You could try this three-step process:

1.  Make it incredibly complex and expensive to start a DCI corps.

2.  Watch while no corps start up for seven or more years consecutively.

3.  Make it less complex and expensive to start a DCI corps.

(We are stuck at step 2 of this process.)

There have been several corps that have started in the past few years. SoundSport makes the barrier for entry to start a group REALLY low.
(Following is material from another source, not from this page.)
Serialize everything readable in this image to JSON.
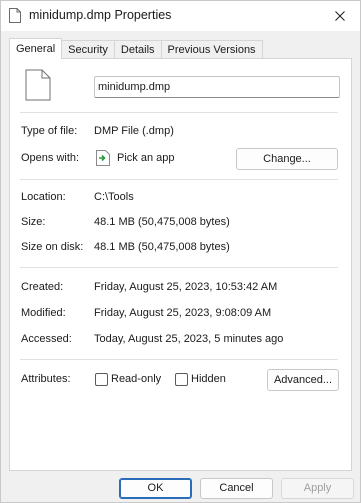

It's a great incubator for groups to start slow and build correctly rather than jumping into a touring model right away and be in over their heads

5 hours ago, rpbobcat said:

That's not true.

But, it would require DCI to be a true governing body for the activity.

Some examples:

   1. Have DCI handle purchases of non-perishable food and supplies 

   for all corps.

   Given the limited tour schedule, coming up with pick up locations

   for Spring training and the tour shouldn't be an issue. 

 

  2.Have DCI negotiate with fuel suppliers for "fleet" discounts.

 

  3. In N.J. an number of municipalities   formed Joint Insurance Funds.

Saves towns a lot.

Again, DCI could do something similar and handle insuring all corps

 

The "elephant in the room" here is that it would only work if the

corps make DCI into a true governing body for the activity.

Just don't see it happening.

 

The corps already do this for several things (gatorade powder, field paint etc), but the more they use their collective purchasing power, the better.

There doesn't need to be structural change for that to happen, as it's already happening.